Полная версия
Дети
О целях своего путешествия мистер Райнд ничего не говорил. Ехал он «в Европу» через Советскую Россию, с намерением останавливаться кое-где по дороге. Первой остановкой был намечен Харбин.
Люди, «видавшие виды» и «знающие жизнь», угадали бы в мистере Райнде одного из тех джентльменов, которые обладают редким секретом: умением во́-время появиться и во́-время исчезнуть. Таких джентльменов можно встретить на улицах больших городов, преимущественно столиц тех государств, где неспокойно, где «назревает» что-то, что именно – никто определенно не знает, но приближение и неизбежность чего гее предчувствуют.
Появляется мистер Райнд. Он предупредителен, внимателен ко всем, всегда готов познакомиться, улыбнуться, сказать (на плохом туземном языке) доброе слово, пригласить на обед в ресторан, дать нищему доллар. И все же этот безукоризненный, веселый джентльмен, мягкий до сентиментальности, отзывчивый, как эхо, воспринимается туземцем как черный ворон – предвестник катастрофы. Такой джентльмен обычно не очень молод, скорее средних лет, с проседью. Он всегда прекрасно побрит, его костюм всегда хорошо выутюжен. Если он в очках, то они дымчато-синие. Во всех обстоятельствах его ногти коротко подстрижены, и руки совершенно чисты, хотя никто никогда не видал его с ножницами или бритвой в руках. Он, несомненно, делает, по крайней мере, одно (конечно, небольших размеров) доброе дело в сутки. Прислуге он хорошо дает на чай.
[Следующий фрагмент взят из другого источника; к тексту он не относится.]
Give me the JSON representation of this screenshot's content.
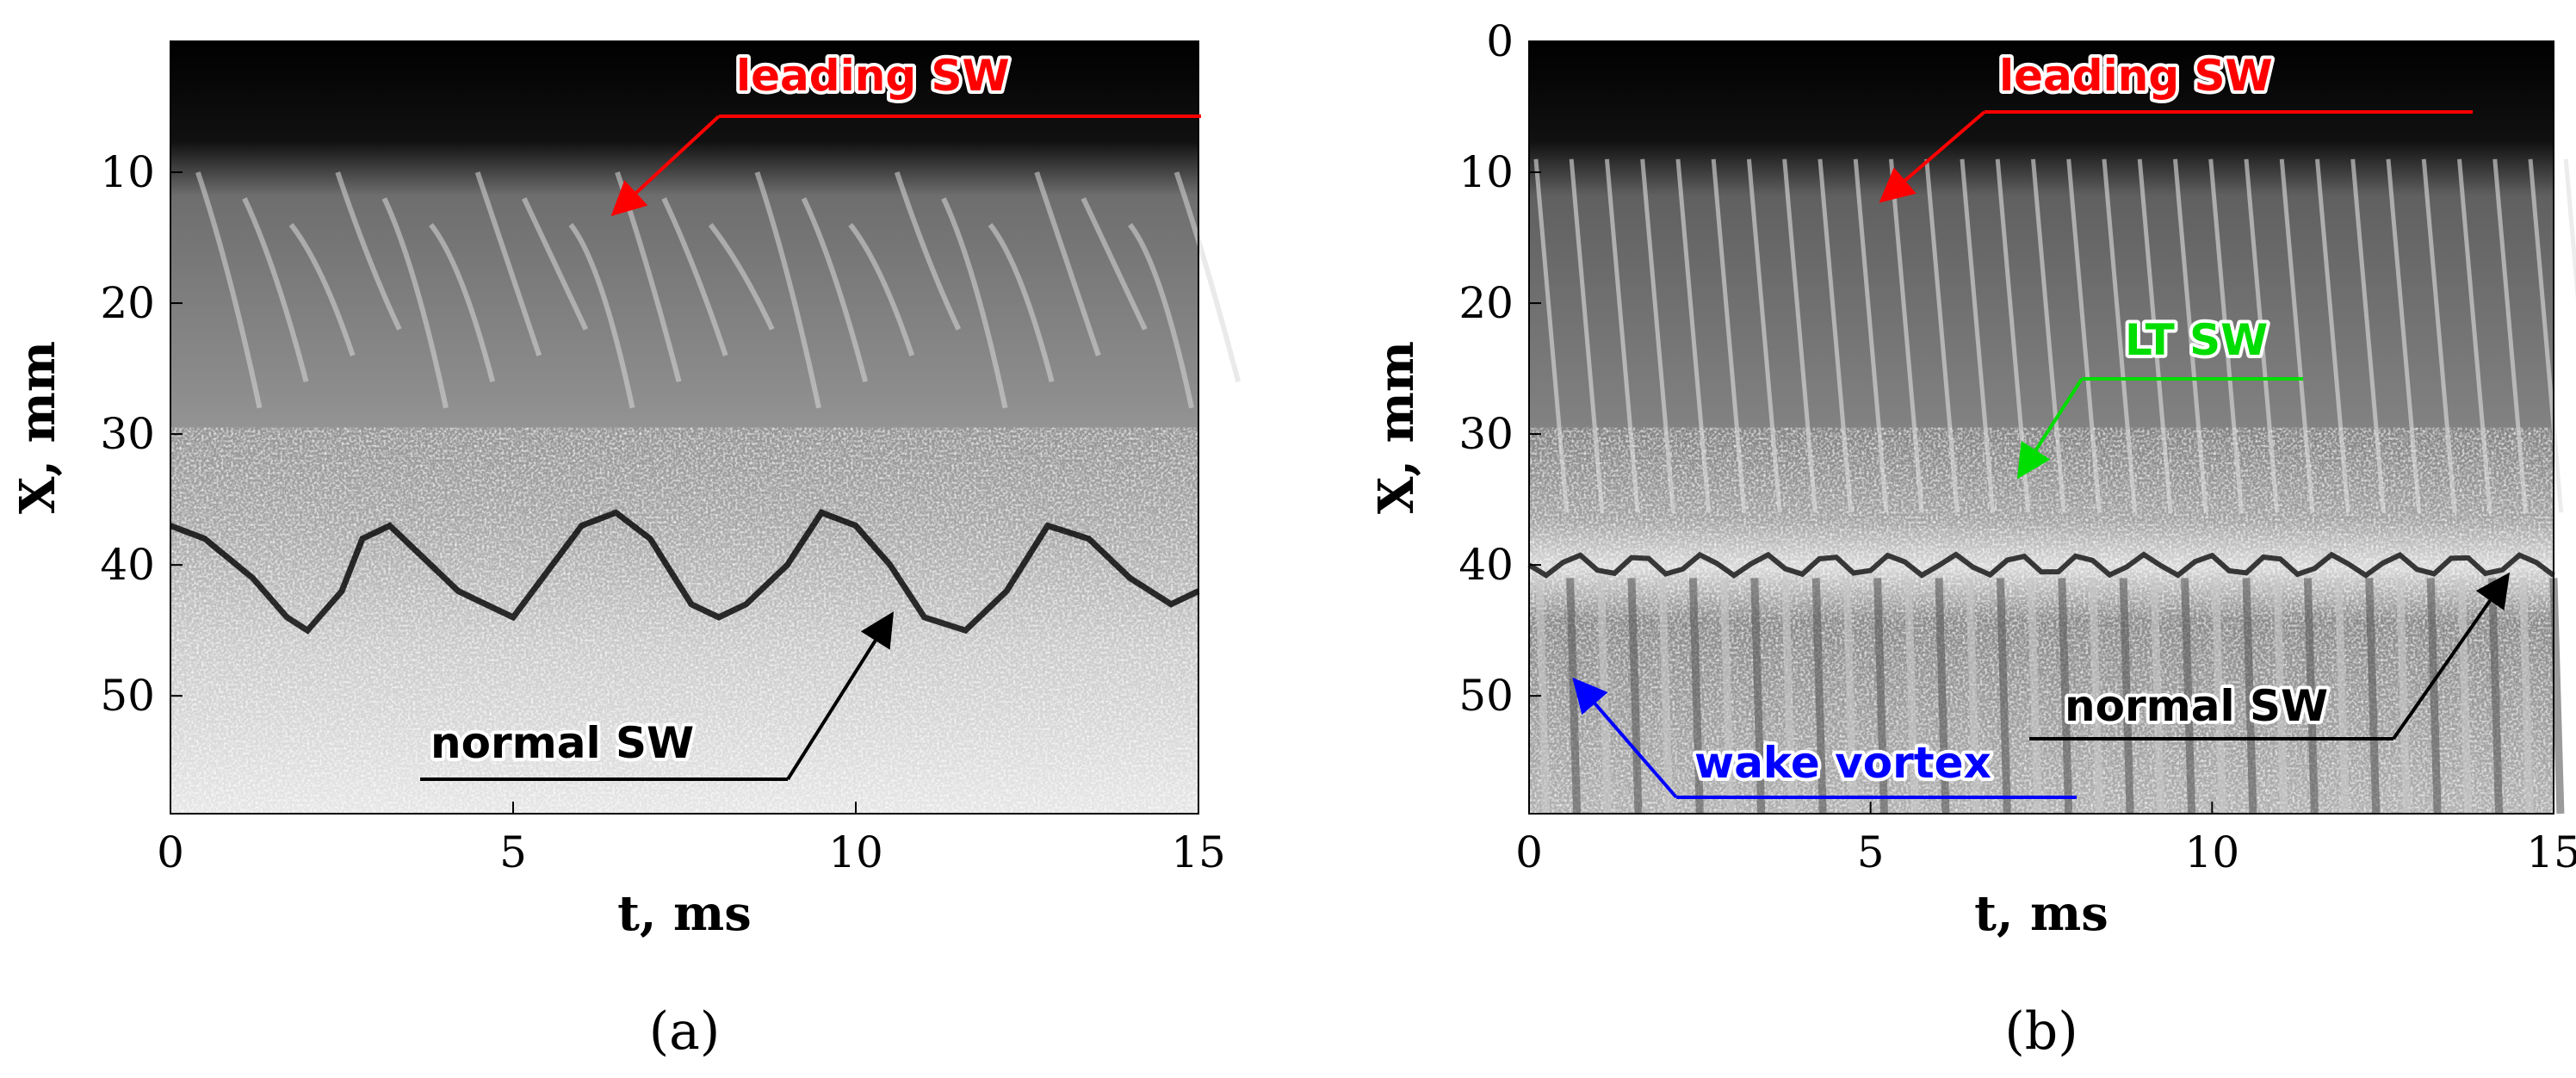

И вот именно это здоровье, этот хорошо выглаженный костюм, короче, этот оптимизм и благополучие и делают мистера Райнда чужим, возбуждают неприязнь к нему, выделяют его, как иностранца, в тех больших городах, куда он приезжает, и где уже бросили разглаживать костюмы и тщательно бриться.
Но Лиде всё было ново. Мистер Райнд не вызывал в ней ни одной из подобных мыслей. Он искал ее общества, она была рада собеседнику. Они сразу же подружились.
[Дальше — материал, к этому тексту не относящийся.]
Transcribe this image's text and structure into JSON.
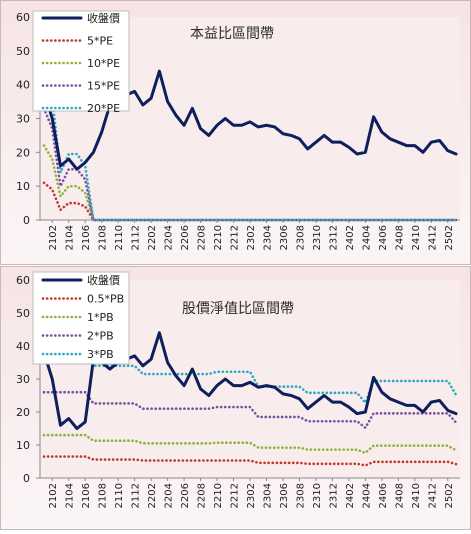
{
  "chart_data": [
    {
      "type": "line",
      "title": "本益比區間帶",
      "ylim": [
        0,
        60
      ],
      "yticks": [
        0,
        10,
        20,
        30,
        40,
        50,
        60
      ],
      "grid": false,
      "legend_position": "top-left",
      "x": [
        "2101",
        "2102",
        "2103",
        "2104",
        "2105",
        "2106",
        "2107",
        "2108",
        "2109",
        "2110",
        "2111",
        "2112",
        "2201",
        "2202",
        "2203",
        "2204",
        "2205",
        "2206",
        "2207",
        "2208",
        "2209",
        "2210",
        "2211",
        "2212",
        "2301",
        "2302",
        "2303",
        "2304",
        "2305",
        "2306",
        "2307",
        "2308",
        "2309",
        "2310",
        "2311",
        "2312",
        "2401",
        "2402",
        "2403",
        "2404",
        "2405",
        "2406",
        "2407",
        "2408",
        "2409",
        "2410",
        "2411",
        "2412",
        "2501",
        "2502",
        "2503"
      ],
      "xticklabels": [
        "2102",
        "2104",
        "2106",
        "2108",
        "2110",
        "2112",
        "2202",
        "2204",
        "2206",
        "2208",
        "2210",
        "2212",
        "2302",
        "2304",
        "2306",
        "2308",
        "2310",
        "2312",
        "2402",
        "2404",
        "2406",
        "2408",
        "2410",
        "2412",
        "2502"
      ],
      "series": [
        {
          "name": "收盤價",
          "color": "#0d1f5c",
          "style": "solid",
          "values": [
            38,
            30,
            16,
            18,
            15,
            17,
            20,
            26,
            34,
            36,
            37,
            38,
            34,
            36,
            44,
            35,
            31,
            28,
            33,
            27,
            25,
            28,
            30,
            28,
            28,
            29,
            27.5,
            28,
            27.5,
            25.5,
            25,
            24,
            21,
            23,
            25,
            23,
            23,
            21.5,
            19.5,
            20,
            30.5,
            26,
            24,
            23,
            22,
            22,
            20,
            23,
            23.5,
            20.5,
            19.5
          ]
        },
        {
          "name": "5*PE",
          "color": "#c0392b",
          "style": "dotted",
          "values": [
            11,
            9,
            3,
            5,
            5,
            4,
            0,
            0,
            0,
            0,
            0,
            0,
            0,
            0,
            0,
            0,
            0,
            0,
            0,
            0,
            0,
            0,
            0,
            0,
            0,
            0,
            0,
            0,
            0,
            0,
            0,
            0,
            0,
            0,
            0,
            0,
            0,
            0,
            0,
            0,
            0,
            0,
            0,
            0,
            0,
            0,
            0,
            0,
            0,
            0,
            0
          ]
        },
        {
          "name": "10*PE",
          "color": "#8cb33a",
          "style": "dotted",
          "values": [
            22,
            18,
            7,
            10,
            10,
            8,
            0,
            0,
            0,
            0,
            0,
            0,
            0,
            0,
            0,
            0,
            0,
            0,
            0,
            0,
            0,
            0,
            0,
            0,
            0,
            0,
            0,
            0,
            0,
            0,
            0,
            0,
            0,
            0,
            0,
            0,
            0,
            0,
            0,
            0,
            0,
            0,
            0,
            0,
            0,
            0,
            0,
            0,
            0,
            0,
            0
          ]
        },
        {
          "name": "15*PE",
          "color": "#7a4fa0",
          "style": "dotted",
          "values": [
            33,
            27,
            10,
            15,
            15,
            12,
            0,
            0,
            0,
            0,
            0,
            0,
            0,
            0,
            0,
            0,
            0,
            0,
            0,
            0,
            0,
            0,
            0,
            0,
            0,
            0,
            0,
            0,
            0,
            0,
            0,
            0,
            0,
            0,
            0,
            0,
            0,
            0,
            0,
            0,
            0,
            0,
            0,
            0,
            0,
            0,
            0,
            0,
            0,
            0,
            0
          ]
        },
        {
          "name": "20*PE",
          "color": "#2aa8c4",
          "style": "dotted",
          "values": [
            44,
            36,
            14,
            19.5,
            19.5,
            16,
            0,
            0,
            0,
            0,
            0,
            0,
            0,
            0,
            0,
            0,
            0,
            0,
            0,
            0,
            0,
            0,
            0,
            0,
            0,
            0,
            0,
            0,
            0,
            0,
            0,
            0,
            0,
            0,
            0,
            0,
            0,
            0,
            0,
            0,
            0,
            0,
            0,
            0,
            0,
            0,
            0,
            0,
            0,
            0,
            0
          ]
        }
      ]
    },
    {
      "type": "line",
      "title": "股價淨值比區間帶",
      "ylim": [
        0,
        60
      ],
      "yticks": [
        0,
        10,
        20,
        30,
        40,
        50,
        60
      ],
      "grid": false,
      "legend_position": "top-left",
      "x": [
        "2101",
        "2102",
        "2103",
        "2104",
        "2105",
        "2106",
        "2107",
        "2108",
        "2109",
        "2110",
        "2111",
        "2112",
        "2201",
        "2202",
        "2203",
        "2204",
        "2205",
        "2206",
        "2207",
        "2208",
        "2209",
        "2210",
        "2211",
        "2212",
        "2301",
        "2302",
        "2303",
        "2304",
        "2305",
        "2306",
        "2307",
        "2308",
        "2309",
        "2310",
        "2311",
        "2312",
        "2401",
        "2402",
        "2403",
        "2404",
        "2405",
        "2406",
        "2407",
        "2408",
        "2409",
        "2410",
        "2411",
        "2412",
        "2501",
        "2502",
        "2503"
      ],
      "xticklabels": [
        "2102",
        "2104",
        "2106",
        "2108",
        "2110",
        "2112",
        "2202",
        "2204",
        "2206",
        "2208",
        "2210",
        "2212",
        "2302",
        "2304",
        "2306",
        "2308",
        "2310",
        "2312",
        "2402",
        "2404",
        "2406",
        "2408",
        "2410",
        "2412",
        "2502"
      ],
      "series": [
        {
          "name": "收盤價",
          "color": "#0d1f5c",
          "style": "solid",
          "values": [
            38,
            30,
            16,
            18,
            15,
            17,
            36,
            35,
            33,
            35,
            36,
            37,
            34,
            36,
            44,
            35,
            31,
            28,
            33,
            27,
            25,
            28,
            30,
            28,
            28,
            29,
            27.5,
            28,
            27.5,
            25.5,
            25,
            24,
            21,
            23,
            25,
            23,
            23,
            21.5,
            19.5,
            20,
            30.5,
            26,
            24,
            23,
            22,
            22,
            20,
            23,
            23.5,
            20.5,
            19.5
          ]
        },
        {
          "name": "0.5*PB",
          "color": "#c0392b",
          "style": "dotted",
          "values": [
            6.5,
            6.5,
            6.5,
            6.5,
            6.5,
            6.5,
            5.6,
            5.6,
            5.6,
            5.6,
            5.6,
            5.6,
            5.3,
            5.3,
            5.3,
            5.3,
            5.3,
            5.3,
            5.3,
            5.3,
            5.3,
            5.3,
            5.3,
            5.3,
            5.3,
            5.3,
            4.6,
            4.6,
            4.6,
            4.6,
            4.6,
            4.6,
            4.3,
            4.3,
            4.3,
            4.3,
            4.3,
            4.3,
            4.3,
            3.8,
            4.9,
            4.9,
            4.9,
            4.9,
            4.9,
            4.9,
            4.9,
            4.9,
            4.9,
            4.9,
            4.2
          ]
        },
        {
          "name": "1*PB",
          "color": "#8cb33a",
          "style": "dotted",
          "values": [
            13,
            13,
            13,
            13,
            13,
            13,
            11.3,
            11.3,
            11.3,
            11.3,
            11.3,
            11.3,
            10.5,
            10.5,
            10.5,
            10.5,
            10.5,
            10.5,
            10.5,
            10.5,
            10.5,
            10.7,
            10.7,
            10.7,
            10.7,
            10.7,
            9.2,
            9.2,
            9.2,
            9.2,
            9.2,
            9.2,
            8.6,
            8.6,
            8.6,
            8.6,
            8.6,
            8.6,
            8.6,
            7.6,
            9.8,
            9.8,
            9.8,
            9.8,
            9.8,
            9.8,
            9.8,
            9.8,
            9.8,
            9.8,
            8.4
          ]
        },
        {
          "name": "2*PB",
          "color": "#7a4fa0",
          "style": "dotted",
          "values": [
            26,
            26,
            26,
            26,
            26,
            26,
            22.6,
            22.6,
            22.6,
            22.6,
            22.6,
            22.6,
            21,
            21,
            21,
            21,
            21,
            21,
            21,
            21,
            21,
            21.5,
            21.5,
            21.5,
            21.5,
            21.5,
            18.5,
            18.5,
            18.5,
            18.5,
            18.5,
            18.5,
            17.2,
            17.2,
            17.2,
            17.2,
            17.2,
            17.2,
            17.2,
            15.2,
            19.6,
            19.6,
            19.6,
            19.6,
            19.6,
            19.6,
            19.6,
            19.6,
            19.6,
            19.6,
            16.8
          ]
        },
        {
          "name": "3*PB",
          "color": "#2aa8c4",
          "style": "dotted",
          "values": [
            39,
            39,
            39,
            39,
            39,
            39,
            34,
            34,
            34,
            34,
            34,
            34,
            31.5,
            31.5,
            31.5,
            31.5,
            31.5,
            31.5,
            31.5,
            31.5,
            31.5,
            32.2,
            32.2,
            32.2,
            32.2,
            32.2,
            27.7,
            27.7,
            27.7,
            27.7,
            27.7,
            27.7,
            25.8,
            25.8,
            25.8,
            25.8,
            25.8,
            25.8,
            25.8,
            22.8,
            29.4,
            29.4,
            29.4,
            29.4,
            29.4,
            29.4,
            29.4,
            29.4,
            29.4,
            29.4,
            25.2
          ]
        }
      ]
    }
  ]
}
Китай! Она знала только один его город. Но вот перед ней развертывалось меланхолическое величие его полей, холмов, рощ, деревень. «Это отсюда приходят их люди в города»… думала Лида, «из этих низеньких сельских домов, почти не видных за высокими стенами». В глазах Лиды всё обладало прелестью. Под задумчивым зимним бесцветным небом Китай выглядел прекрасно выполненной пастелью, а жизнь там, в тех домиках за стенами, казалась полной таинственности, волшебных секретов. Всё же вместе для Лиды являлось прелюдией к развертывающейся истории собственной жизни, которая лежала перед нею, как волнующая еще не прочитанная книга.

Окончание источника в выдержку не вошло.